Le niveau de l'eau est si bas que des amas rocheux bloquent désormais le passage. / Crédits : Enzo Dubesset
Si le tarif de ce fret aérien subventionné a été fixé en deçà des prix moyens du transport fluvial, les prix restent, pour l’instant, sensiblement les mêmes. La plupart des Maripasouliens continuent de s’approvisionner au Suriname. « Ni la mairie, ni la collectivité, ni l’État ne nous ont associés aux discussions », déplore Patrick Valiès, président de l’association des commerçants de Maripasoula. Certains confient d’ailleurs ne pas être au courant du fonctionnement des dispositifs d’État ni comment bénéficier de ces aides :
« Cela fait des mois que l’on demande la création de stocks. On a déjà eu la sécheresse l’année dernière.

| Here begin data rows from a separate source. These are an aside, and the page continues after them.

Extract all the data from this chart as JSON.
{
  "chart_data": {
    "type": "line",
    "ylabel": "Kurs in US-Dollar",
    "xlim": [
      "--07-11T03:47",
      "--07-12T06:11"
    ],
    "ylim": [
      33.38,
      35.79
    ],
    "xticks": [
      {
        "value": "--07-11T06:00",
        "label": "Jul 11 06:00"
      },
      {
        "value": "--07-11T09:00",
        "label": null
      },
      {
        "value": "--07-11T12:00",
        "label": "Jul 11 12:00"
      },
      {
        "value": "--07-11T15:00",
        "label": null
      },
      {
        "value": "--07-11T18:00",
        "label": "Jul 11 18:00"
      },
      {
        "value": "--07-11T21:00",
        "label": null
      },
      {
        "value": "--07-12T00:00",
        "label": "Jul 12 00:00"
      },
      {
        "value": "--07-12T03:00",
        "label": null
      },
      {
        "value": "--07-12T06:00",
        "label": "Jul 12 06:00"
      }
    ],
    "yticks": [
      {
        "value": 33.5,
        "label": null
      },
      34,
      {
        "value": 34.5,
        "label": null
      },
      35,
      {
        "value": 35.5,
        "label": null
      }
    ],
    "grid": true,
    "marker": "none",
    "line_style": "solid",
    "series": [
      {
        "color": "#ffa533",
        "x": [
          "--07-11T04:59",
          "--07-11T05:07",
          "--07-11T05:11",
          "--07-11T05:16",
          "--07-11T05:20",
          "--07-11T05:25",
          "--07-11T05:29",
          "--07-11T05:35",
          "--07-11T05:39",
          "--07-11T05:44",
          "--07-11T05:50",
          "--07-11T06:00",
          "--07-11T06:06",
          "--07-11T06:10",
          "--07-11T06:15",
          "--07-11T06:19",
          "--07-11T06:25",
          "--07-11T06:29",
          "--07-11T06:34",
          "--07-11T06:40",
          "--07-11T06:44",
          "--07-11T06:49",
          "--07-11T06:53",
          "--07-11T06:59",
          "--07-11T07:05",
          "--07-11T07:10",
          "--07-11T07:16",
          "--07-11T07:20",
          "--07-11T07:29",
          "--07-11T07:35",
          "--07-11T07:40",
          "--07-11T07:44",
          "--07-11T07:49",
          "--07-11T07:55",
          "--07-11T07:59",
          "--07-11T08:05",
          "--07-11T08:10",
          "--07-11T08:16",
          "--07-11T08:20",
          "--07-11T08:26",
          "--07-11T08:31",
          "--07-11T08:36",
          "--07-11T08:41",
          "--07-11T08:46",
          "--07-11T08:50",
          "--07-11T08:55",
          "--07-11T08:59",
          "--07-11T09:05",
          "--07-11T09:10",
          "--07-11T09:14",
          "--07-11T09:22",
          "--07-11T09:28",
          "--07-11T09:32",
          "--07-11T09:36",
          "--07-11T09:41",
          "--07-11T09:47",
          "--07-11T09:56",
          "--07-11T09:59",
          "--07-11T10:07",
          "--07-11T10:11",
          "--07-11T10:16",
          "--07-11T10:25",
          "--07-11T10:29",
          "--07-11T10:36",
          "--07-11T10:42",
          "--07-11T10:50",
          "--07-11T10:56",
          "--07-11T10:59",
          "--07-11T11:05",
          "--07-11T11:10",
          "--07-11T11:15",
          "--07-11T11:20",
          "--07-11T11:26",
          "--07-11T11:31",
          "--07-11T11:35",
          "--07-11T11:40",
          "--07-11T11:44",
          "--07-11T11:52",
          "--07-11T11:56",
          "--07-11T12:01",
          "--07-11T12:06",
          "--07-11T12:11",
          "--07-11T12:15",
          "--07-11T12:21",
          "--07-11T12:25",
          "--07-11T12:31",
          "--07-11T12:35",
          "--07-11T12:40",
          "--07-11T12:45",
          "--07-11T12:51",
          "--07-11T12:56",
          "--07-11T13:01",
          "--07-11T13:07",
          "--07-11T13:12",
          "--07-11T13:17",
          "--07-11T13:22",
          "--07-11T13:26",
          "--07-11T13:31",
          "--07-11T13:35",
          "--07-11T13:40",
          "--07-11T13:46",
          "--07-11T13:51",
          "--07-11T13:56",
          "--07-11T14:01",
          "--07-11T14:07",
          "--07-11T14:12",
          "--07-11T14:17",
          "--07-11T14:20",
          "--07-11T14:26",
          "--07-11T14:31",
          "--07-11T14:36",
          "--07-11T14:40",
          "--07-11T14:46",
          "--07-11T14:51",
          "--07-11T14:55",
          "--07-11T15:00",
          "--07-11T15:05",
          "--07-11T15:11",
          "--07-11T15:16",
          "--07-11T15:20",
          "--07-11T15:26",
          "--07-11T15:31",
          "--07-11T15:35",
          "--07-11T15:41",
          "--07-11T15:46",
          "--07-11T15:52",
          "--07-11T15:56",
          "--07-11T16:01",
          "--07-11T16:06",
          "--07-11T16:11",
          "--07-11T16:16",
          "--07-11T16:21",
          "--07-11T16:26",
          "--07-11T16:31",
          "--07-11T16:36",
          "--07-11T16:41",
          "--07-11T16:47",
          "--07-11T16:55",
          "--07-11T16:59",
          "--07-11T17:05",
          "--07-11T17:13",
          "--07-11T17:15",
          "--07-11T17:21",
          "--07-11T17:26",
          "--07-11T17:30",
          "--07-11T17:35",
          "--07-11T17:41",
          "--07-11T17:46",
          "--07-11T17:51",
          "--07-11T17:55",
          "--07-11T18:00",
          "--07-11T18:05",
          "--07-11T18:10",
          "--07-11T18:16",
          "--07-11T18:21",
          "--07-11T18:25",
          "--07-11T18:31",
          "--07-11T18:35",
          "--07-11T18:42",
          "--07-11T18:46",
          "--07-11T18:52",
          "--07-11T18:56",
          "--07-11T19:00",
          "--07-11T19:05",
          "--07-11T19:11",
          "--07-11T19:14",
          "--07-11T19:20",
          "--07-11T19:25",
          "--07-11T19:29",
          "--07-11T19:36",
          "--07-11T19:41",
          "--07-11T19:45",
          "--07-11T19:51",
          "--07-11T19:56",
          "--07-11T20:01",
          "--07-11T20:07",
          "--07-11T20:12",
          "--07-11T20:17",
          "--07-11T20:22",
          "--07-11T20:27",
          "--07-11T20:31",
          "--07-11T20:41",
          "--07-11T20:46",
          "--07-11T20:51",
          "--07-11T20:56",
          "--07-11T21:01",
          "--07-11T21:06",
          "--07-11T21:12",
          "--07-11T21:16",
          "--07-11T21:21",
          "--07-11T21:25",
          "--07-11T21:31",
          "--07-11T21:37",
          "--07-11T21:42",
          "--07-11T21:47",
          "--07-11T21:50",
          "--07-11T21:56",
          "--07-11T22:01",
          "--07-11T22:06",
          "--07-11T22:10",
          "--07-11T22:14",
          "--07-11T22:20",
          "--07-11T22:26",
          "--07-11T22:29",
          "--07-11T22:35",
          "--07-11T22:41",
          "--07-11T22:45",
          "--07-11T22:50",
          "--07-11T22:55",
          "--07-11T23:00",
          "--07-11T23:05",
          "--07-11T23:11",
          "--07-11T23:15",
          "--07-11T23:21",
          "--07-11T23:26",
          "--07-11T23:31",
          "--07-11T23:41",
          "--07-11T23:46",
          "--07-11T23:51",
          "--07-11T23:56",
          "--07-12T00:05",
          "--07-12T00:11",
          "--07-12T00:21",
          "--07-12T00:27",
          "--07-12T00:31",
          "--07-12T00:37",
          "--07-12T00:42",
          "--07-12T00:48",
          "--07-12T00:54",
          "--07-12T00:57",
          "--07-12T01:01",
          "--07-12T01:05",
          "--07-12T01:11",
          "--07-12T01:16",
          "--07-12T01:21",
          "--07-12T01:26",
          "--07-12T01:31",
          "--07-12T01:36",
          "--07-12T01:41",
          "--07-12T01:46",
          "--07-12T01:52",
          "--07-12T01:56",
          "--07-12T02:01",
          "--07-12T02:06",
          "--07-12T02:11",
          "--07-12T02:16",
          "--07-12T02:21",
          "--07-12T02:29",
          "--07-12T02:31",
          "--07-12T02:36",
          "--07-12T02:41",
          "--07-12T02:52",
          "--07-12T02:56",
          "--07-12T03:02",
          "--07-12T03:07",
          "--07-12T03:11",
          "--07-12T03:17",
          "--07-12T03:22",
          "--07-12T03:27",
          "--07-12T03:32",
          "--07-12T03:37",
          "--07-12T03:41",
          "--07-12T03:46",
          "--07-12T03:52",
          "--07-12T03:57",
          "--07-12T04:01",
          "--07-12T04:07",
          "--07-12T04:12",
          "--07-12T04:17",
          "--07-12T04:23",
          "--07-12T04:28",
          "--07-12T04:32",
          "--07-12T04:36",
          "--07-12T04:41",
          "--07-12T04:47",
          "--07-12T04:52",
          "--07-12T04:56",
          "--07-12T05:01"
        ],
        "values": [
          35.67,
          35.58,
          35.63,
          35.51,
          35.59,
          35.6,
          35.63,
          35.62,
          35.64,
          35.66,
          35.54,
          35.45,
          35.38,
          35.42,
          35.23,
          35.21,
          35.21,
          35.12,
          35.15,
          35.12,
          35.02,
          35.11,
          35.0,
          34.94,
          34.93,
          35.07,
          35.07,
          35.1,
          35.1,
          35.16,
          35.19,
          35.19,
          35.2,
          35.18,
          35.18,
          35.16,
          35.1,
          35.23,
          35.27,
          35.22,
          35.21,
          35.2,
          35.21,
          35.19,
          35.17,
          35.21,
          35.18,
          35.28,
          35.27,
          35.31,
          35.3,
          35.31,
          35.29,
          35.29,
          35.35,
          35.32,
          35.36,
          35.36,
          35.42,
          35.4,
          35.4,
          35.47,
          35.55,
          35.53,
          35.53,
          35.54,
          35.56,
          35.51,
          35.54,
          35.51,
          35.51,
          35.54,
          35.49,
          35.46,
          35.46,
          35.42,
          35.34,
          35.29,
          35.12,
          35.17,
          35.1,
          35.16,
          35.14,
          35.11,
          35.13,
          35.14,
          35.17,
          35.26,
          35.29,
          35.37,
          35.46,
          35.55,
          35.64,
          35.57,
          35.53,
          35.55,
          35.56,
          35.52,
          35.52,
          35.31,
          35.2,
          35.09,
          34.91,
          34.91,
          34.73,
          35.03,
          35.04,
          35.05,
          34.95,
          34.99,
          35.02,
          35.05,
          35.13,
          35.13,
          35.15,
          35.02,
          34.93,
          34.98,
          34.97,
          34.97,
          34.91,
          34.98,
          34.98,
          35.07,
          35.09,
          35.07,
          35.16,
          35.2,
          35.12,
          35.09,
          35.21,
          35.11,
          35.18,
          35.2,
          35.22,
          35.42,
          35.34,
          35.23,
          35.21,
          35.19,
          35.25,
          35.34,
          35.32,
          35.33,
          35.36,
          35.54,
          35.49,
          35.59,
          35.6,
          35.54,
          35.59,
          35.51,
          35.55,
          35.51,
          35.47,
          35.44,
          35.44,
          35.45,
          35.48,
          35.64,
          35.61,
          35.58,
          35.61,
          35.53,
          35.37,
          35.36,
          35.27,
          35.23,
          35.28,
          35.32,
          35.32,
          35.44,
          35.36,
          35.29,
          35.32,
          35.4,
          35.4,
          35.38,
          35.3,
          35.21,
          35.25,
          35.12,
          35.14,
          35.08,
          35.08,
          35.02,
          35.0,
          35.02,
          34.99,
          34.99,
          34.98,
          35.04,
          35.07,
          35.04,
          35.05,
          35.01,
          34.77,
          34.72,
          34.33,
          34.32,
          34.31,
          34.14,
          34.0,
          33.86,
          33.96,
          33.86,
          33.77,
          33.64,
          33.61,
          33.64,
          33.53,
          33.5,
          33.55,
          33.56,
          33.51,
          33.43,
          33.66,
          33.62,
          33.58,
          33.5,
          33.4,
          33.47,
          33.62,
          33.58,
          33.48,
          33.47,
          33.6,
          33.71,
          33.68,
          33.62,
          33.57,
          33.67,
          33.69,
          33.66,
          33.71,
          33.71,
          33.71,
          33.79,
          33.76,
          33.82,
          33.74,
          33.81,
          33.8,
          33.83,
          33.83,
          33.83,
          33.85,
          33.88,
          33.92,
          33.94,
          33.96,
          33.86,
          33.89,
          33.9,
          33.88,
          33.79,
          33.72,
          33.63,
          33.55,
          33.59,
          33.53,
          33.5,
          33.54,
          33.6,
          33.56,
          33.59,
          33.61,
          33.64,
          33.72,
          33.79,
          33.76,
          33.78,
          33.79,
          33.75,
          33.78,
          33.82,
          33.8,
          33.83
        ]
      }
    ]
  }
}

Tout ça aurait pu être mieux anticipé collectivement. »
La préfecture, de son côté, explique avoir organisé, avec la CTG, des réunions pour discuter des besoins des commerces. L’administration assure travailler à la mise en place d’un dispositif d’encadrement des prix, dans le cadre duquel des contrôles répressifs sont effectués – au cas où les commerçants locaux seraient tentés de bénéficier de cet affrètement exceptionnel sans faire redescendre leurs prix.
Sentiment d’abandon
Plutôt que d’éternelles mesures d’urgence, les Maripasouliens souhaitent – avec souvent peu d’espoir – la construction d’une « route du fleuve » pour les rattacher au littoral. Ce projet titanesque, qui agite la politique locale depuis 20 ans, a été entamé. Mais il reste encore 150 kilomètres de forêt dense à aménager, à ce jour sans financements.
La sécheresse est visible partout à Maripasoula. / Crédits : Enzo Dubesset
En 2022, Emmanuel Macron en avait fait une promesse de campagne, avant de finalement annoncer le remodelage de la route en « piste améliorée » – sans plus de précision – lors de sa venue en Guyane, en mars.
Suite à ce revirement, l’armée s’est vu confier la réalisation d’une étude portant sur la faisabilité d’une telle piste. Le document, achevé depuis des mois a été remis à la CTG et au gouvernement, mais n’a toujours pas été rendu public. « La route, c’est la seule solution pour se désenclaver », veut croire Rosiane Agésilas :
« Ce serait le début d’une nouvelle ère et une promesse pour développer Maripasoula. »
Ce pourrait être aussi une des solutions pour prévenir les futures sécheresses : selon les projections du rapport scientifique GuyaClimat, publié en 2022, le territoire devrait connaître un réchauffement de l’ordre de 2,5 à 4,5 degrés et une réduction des précipitations de 15 % à 25 % d’ici à 2100.